Pas d'opulence ostentatoire, pas de clinquant. De vieux fonctionnaires à la retraite, coiffés d'un chapeau de paille, se baladent gaiement en vélo. Peu de voitures de luxe fendent les boulevards, et une certaine sobriété confère un caractère élégant à l'ensemble. Certes, derrière cette image idyllique couvent de violents stigmates. Comme le reste du pays, Bizerte a eu son lot d'insécurité, de chaos et de pillages. Mais il y a un net retour à la normale. D'ailleurs, le couvre-feu instauré au lendemain de la révolution ne touche que quelques localités comme Jebanyana et Msatria, dans le gouvernorat de Sfax. «Les Tunisiens savent vivre. Avec une carafe d'eau, un thermos de thé et quelques amuse-gueule, ils font la fête», résume Mouna, une enfant du pays.
Dans les cafés populaires, la voix inimitable d'Oum Kalthoum, la star des stars, reprend langoureusement les succès immortels de la diva. Une douceur de vivre vient ainsi atténuer les affres de la crise qui frappe le «miracle économique tunisien». A quoi ajouter à ce on ne sait quoi de décontracté dans les mœurs, cette mentalité libérale qui rend la vie moins austère. Le statut des femmes y est sans doute pour beaucoup, un statut qui jure avec l'étau patriarcal dominant au Maghreb. Loin d'être un simple trophée idéologique, la liberté de la femme est une réalité. En témoignent ces femmes, avec ou sans hidjab, tenant qui un kiosque à journaux, qui un restau ou un hôtel, sans être importunées le moins du monde.

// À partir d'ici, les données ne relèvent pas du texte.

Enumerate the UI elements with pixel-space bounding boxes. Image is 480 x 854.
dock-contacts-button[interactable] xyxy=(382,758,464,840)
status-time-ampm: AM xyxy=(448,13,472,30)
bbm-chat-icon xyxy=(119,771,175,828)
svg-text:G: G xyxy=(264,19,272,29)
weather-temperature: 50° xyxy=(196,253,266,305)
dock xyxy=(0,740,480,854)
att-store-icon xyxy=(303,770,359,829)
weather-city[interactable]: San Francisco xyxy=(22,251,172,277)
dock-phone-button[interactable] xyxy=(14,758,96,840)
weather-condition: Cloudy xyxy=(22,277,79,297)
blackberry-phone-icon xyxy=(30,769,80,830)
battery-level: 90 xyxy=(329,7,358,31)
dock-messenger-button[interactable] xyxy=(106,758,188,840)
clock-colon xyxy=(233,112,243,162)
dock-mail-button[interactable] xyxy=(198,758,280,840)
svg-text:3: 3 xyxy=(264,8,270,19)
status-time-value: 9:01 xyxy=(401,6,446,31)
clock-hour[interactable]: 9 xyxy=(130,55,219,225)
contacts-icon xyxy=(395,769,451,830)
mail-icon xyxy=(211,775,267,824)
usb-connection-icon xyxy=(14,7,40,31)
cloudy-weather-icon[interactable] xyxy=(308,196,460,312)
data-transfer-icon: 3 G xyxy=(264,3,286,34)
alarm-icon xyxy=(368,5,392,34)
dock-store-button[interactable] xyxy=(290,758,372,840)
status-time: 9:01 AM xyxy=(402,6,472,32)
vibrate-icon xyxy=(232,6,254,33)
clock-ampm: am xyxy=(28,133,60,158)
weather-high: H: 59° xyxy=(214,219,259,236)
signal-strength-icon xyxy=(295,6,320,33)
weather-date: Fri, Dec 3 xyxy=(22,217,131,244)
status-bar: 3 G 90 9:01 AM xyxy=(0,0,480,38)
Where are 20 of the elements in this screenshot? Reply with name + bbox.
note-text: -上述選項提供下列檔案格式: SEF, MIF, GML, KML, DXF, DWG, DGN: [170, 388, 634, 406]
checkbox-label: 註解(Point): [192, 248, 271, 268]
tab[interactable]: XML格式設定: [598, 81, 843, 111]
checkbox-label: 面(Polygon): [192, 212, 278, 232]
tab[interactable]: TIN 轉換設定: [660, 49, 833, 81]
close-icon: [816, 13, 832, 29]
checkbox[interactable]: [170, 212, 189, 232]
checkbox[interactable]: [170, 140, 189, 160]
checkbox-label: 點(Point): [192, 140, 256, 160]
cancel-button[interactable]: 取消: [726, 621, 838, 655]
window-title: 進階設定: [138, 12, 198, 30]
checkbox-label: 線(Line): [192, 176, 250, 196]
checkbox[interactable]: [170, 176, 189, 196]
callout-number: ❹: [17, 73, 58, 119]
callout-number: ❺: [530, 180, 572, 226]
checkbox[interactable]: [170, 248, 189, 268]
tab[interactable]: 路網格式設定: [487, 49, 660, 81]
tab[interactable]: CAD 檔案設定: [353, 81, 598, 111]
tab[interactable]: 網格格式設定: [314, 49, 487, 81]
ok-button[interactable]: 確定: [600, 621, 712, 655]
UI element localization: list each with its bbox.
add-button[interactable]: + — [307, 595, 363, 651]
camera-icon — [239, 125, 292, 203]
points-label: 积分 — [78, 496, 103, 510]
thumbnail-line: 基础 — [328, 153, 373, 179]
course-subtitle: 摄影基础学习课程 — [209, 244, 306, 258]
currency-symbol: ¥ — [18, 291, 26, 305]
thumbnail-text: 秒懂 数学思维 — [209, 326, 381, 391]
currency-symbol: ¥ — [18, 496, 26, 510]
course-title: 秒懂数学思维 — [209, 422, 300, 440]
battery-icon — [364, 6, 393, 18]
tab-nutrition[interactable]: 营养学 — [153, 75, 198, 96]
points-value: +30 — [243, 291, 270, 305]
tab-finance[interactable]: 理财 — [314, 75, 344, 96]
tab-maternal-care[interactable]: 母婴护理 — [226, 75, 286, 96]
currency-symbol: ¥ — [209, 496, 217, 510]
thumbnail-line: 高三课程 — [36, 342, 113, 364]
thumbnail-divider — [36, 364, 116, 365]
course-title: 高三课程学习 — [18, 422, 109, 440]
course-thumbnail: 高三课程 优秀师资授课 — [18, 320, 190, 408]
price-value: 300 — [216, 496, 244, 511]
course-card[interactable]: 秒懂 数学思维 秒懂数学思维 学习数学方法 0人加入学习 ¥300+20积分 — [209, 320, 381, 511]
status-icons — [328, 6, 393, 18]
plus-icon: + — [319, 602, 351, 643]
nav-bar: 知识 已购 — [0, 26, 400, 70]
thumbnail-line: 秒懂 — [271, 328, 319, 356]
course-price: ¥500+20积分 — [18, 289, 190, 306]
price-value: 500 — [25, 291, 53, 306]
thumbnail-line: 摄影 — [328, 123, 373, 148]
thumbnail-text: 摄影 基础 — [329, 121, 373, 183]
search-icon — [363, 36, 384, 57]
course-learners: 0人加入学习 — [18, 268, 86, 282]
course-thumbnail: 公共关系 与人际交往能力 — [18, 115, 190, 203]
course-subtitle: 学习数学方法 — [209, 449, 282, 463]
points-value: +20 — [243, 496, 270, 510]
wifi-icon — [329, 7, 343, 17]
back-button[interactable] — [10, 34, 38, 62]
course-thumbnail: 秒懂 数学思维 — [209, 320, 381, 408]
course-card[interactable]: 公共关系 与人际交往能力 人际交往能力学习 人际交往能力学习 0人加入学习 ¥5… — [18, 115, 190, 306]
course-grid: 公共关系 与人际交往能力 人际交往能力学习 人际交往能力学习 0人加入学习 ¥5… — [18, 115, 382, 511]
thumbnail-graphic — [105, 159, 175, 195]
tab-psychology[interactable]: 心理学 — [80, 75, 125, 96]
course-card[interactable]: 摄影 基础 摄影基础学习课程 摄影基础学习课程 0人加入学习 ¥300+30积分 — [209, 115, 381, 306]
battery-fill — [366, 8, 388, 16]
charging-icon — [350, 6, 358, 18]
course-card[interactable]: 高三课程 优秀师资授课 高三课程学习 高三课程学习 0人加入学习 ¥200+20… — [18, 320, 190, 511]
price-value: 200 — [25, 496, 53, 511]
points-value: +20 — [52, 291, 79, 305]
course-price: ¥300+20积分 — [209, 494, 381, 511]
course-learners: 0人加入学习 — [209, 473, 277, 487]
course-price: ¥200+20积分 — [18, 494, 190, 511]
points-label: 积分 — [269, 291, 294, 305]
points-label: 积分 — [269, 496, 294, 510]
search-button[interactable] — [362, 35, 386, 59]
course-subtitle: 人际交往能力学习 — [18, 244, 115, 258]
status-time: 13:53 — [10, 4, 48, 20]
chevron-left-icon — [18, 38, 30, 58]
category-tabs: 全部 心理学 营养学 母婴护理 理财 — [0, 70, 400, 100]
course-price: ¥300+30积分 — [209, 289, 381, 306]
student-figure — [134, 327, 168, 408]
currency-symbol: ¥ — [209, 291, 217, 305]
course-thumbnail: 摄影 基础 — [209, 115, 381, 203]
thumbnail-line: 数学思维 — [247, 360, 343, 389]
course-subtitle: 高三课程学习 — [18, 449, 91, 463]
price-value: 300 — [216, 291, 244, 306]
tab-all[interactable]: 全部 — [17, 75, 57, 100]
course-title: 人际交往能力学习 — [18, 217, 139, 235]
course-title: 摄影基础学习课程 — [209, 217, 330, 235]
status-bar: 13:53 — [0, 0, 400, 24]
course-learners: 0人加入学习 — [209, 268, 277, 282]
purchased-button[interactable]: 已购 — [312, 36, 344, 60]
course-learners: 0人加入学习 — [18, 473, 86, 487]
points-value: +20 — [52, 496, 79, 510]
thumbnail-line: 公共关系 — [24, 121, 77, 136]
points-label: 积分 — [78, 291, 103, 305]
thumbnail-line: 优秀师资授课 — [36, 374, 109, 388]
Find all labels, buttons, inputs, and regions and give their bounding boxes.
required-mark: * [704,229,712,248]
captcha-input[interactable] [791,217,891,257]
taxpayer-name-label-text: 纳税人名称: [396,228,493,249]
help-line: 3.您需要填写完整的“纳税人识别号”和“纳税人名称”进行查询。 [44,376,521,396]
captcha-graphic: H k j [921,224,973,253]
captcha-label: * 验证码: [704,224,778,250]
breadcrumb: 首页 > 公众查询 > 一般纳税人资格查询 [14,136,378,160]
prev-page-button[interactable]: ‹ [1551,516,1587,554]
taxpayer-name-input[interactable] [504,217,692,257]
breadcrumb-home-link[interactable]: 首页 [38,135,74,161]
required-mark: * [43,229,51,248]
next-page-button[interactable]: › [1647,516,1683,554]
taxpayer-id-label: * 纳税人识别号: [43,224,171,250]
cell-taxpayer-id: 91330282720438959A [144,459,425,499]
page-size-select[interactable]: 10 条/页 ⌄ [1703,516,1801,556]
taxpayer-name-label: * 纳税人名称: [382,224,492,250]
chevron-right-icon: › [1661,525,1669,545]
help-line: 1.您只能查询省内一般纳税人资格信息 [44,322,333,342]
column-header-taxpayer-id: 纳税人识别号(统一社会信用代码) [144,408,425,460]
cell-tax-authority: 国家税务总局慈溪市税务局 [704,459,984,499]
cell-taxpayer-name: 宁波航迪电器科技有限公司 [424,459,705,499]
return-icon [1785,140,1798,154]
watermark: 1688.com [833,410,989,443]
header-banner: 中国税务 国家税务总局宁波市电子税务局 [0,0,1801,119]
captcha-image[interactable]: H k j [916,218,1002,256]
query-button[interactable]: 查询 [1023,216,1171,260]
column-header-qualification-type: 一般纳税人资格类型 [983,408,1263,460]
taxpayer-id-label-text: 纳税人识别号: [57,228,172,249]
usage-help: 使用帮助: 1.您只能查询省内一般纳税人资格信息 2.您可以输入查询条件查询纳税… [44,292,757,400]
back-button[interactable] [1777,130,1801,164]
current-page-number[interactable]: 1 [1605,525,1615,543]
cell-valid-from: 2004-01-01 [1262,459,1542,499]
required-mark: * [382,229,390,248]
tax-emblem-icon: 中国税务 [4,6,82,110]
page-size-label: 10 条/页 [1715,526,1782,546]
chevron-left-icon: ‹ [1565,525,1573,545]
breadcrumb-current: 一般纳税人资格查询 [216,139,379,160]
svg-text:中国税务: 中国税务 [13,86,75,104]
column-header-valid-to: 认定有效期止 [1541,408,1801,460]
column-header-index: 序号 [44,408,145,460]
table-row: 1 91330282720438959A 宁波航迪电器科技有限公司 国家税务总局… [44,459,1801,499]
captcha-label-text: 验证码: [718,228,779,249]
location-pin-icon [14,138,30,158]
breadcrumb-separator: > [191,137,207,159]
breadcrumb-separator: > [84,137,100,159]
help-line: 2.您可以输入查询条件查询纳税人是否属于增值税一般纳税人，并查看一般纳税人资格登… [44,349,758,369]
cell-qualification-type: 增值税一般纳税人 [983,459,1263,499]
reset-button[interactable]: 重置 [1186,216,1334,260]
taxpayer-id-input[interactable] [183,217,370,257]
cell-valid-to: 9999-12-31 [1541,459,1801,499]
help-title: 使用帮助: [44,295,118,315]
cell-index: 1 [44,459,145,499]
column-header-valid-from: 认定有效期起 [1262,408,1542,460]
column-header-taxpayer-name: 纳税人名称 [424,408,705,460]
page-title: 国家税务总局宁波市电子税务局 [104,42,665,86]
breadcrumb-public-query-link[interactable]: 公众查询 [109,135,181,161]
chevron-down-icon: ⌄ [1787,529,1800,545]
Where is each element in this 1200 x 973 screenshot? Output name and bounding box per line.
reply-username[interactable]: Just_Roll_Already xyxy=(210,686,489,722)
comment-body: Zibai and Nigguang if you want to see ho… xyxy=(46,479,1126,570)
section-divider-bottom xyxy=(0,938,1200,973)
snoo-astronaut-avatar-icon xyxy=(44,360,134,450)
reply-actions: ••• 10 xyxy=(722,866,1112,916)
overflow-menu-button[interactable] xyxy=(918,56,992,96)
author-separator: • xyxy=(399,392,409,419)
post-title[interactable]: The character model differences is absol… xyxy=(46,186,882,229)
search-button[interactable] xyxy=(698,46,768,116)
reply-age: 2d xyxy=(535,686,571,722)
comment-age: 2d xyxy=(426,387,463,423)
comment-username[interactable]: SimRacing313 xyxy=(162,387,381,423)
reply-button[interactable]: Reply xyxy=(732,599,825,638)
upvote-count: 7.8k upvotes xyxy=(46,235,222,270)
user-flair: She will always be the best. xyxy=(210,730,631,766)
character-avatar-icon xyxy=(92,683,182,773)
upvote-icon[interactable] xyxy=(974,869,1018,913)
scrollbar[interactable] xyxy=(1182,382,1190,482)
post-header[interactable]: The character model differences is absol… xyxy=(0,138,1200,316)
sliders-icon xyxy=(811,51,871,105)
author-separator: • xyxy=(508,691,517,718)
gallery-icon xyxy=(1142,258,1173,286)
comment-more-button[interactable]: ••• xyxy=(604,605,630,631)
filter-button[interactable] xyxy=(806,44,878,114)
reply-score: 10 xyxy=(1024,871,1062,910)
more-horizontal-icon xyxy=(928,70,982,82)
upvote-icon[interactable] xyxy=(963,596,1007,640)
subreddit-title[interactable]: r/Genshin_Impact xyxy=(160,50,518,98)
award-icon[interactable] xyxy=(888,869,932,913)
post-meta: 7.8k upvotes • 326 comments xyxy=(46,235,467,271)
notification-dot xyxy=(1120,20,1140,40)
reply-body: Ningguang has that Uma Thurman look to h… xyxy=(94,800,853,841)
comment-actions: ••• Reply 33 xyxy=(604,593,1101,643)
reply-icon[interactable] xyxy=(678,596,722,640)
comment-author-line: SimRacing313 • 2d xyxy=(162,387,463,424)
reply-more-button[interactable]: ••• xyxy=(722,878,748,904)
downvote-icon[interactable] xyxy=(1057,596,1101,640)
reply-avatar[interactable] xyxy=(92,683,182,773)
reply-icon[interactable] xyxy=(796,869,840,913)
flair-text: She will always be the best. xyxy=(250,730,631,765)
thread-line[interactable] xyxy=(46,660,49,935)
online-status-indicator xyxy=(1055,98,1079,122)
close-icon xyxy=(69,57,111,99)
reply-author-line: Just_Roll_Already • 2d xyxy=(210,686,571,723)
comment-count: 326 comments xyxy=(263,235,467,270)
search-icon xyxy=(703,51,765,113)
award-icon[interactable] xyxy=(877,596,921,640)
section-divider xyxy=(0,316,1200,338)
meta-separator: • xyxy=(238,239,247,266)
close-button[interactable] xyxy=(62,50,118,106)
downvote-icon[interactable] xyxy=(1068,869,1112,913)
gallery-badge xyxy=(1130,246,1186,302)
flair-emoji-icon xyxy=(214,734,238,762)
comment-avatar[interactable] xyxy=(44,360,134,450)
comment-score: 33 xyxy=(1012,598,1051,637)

«La Tunisie est le seul pays du monde arabe où la femme peut envoyer le jugement de divorce à son mari, et où une mère célibataire peut donner son nom à son enfant sans que cela fasse scandale», rappelle fièrement Elyssa, membre de l'association Vigilance citoyenne. «Il est vrai que Bourguiba était un dictateur, mais au moins, faut-il lui reconnaître, il a fait deux ou trois choses qui travaillent encore pour la Tunisie : l'instruction pour tous, le Code du statut personnel et le maintien des populations rurales dans leurs fiefs en leur disant : ‘‘ce n'est pas à vous de venir chercher du travail à Tunis, c'est le travail qui va venir chez vous'' », appuie Mouna.
A hauteur d'un barrage de police (le seul que nous ayons croisé tout au long de notre trajet) à l'entrée de Tabarka, un brigadier nous exhorte : «Dites aux Algériens que la sécurité est revenue, et écrivez que la Tunisie va bien.» Oui, nous le confirmons : malgré quelques bobos, la Tunisie d'El Bouazizi va bien. La situation sociale est difficile, mais les gens y font face avec courage et abnégation en scandant : «Khobz ou ma, Ben Ali la !» (Nous nous contenterons de pain et d'eau mais plus jamais de Ben Ali !). Un slogan qui résume à lui seul toute la force morale du peuple tunisien. Et ce premier été sans Ben Ali, même s'il a été avare en euros, aura été décidément porteur de «barcha dignité».